In hopes of giving you an update on where fees currently stand and in order to protect yourselves, we are summarizing parts of California Vehicle Code §9250 regarding registration fees for your reference and for your staff:
Fair Market Value:
According to California Revenue and Taxation Code § 10751, the vehicle license fee is collected upon original registration and registration renewal for automobiles, motorcycles, trailer coaches, park trailers, and commercial vehicles.
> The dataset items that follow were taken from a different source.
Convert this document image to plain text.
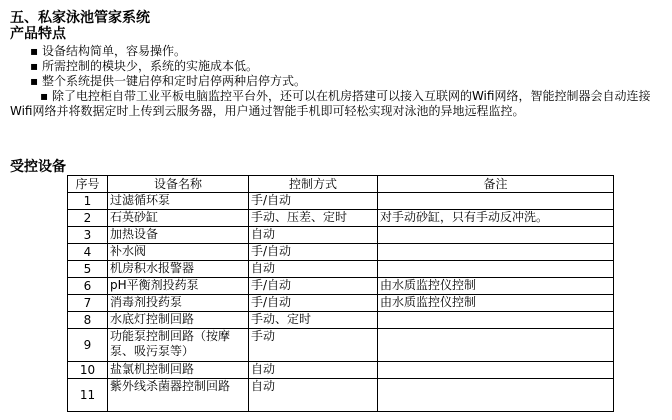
五、私家泳池管家系统
产品特点
▪ 设备结构简单，容易操作。
▪ 所需控制的模块少，系统的实施成本低。
▪ 整个系统提供一键启停和定时启停两种启停方式。
▪ 除了电控柜自带工业平板电脑监控平台外，还可以在机房搭建可以接入互联网的Wifi网络，智能控制器会自动连接Wifi网络并将数据定时上传到云服务器，用户通过智能手机即可轻松实现对泳池的异地远程监控。
受控设备
序号	设备名称	控制方式	备注
1	过滤循环泵	手/自动	
2	石英砂缸	手动、压差、定时	对手动砂缸，只有手动反冲洗。
3	加热设备	自动	
4	补水阀	手/自动	
5	机房积水报警器	自动	
6	pH平衡剂投药泵	手/自动	由水质监控仪控制
7	消毒剂投药泵	手/自动	由水质监控仪控制
8	水底灯控制回路	手动、定时	
9	功能泵控制回路（按摩泵、吸污泵等）	手动	
10	盐氯机控制回路	自动	
11	紫外线杀菌器控制回路	自动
Figuring out the vehicle license fee always includes the first step of determining its “fair market value” (FMV). According to California Code, Revenue and Taxation Code § 110, “fair market value” means the amount of cash or its equivalent that property would bring if exposed for sale in the open market under conditions in which neither buyer nor seller could take advantage of the exigencies of the other.
The FMV is determined by the cost to the consumer when the vehicle is sold new or the year the vehicle was transferred to its current owner. The cost price will always include the full purchase price of the vehicle (with accessories and mods included) and is based on the cost price to a new or nonresident vehicle. The cost price does not include tax, smog certificate costs, document fees, prep fees, finance charges, or mods necessary for disabled people to use the vehicle.
RISC Line 2A:
Based on .65% of the fair market value of the vehicle, on line 2A only. Please be advised the old 2% rate is no longer applicable as of January 1, 2005.
RISC Line 2B:
This is where the title/transfer/registration fees should be listed. These include current registration amounts due, the $15 baseline in registration transfer fees for the used vehicle, CHP fees, and other city & county fees. This amount should be listed on line 2B only, and should never be skipped or listed at zero. Don’t forget, the $15 is a baseline fee and most dealerships always include other applicable taxes.
Refunds are MANDATORY. The CA Vehicle Code doesn’t provide a deadline or timing for refunds–state case law views it to be within a reasonable amount of time.
Fee-lumping occurs when the fees are mislabeled and misplaced on lines 2A and 2B. Courts do not view this as a violation to cancel the contract, however, plaintiffs attorneys could still sue under fraud and the CLRA so do not fee-lump.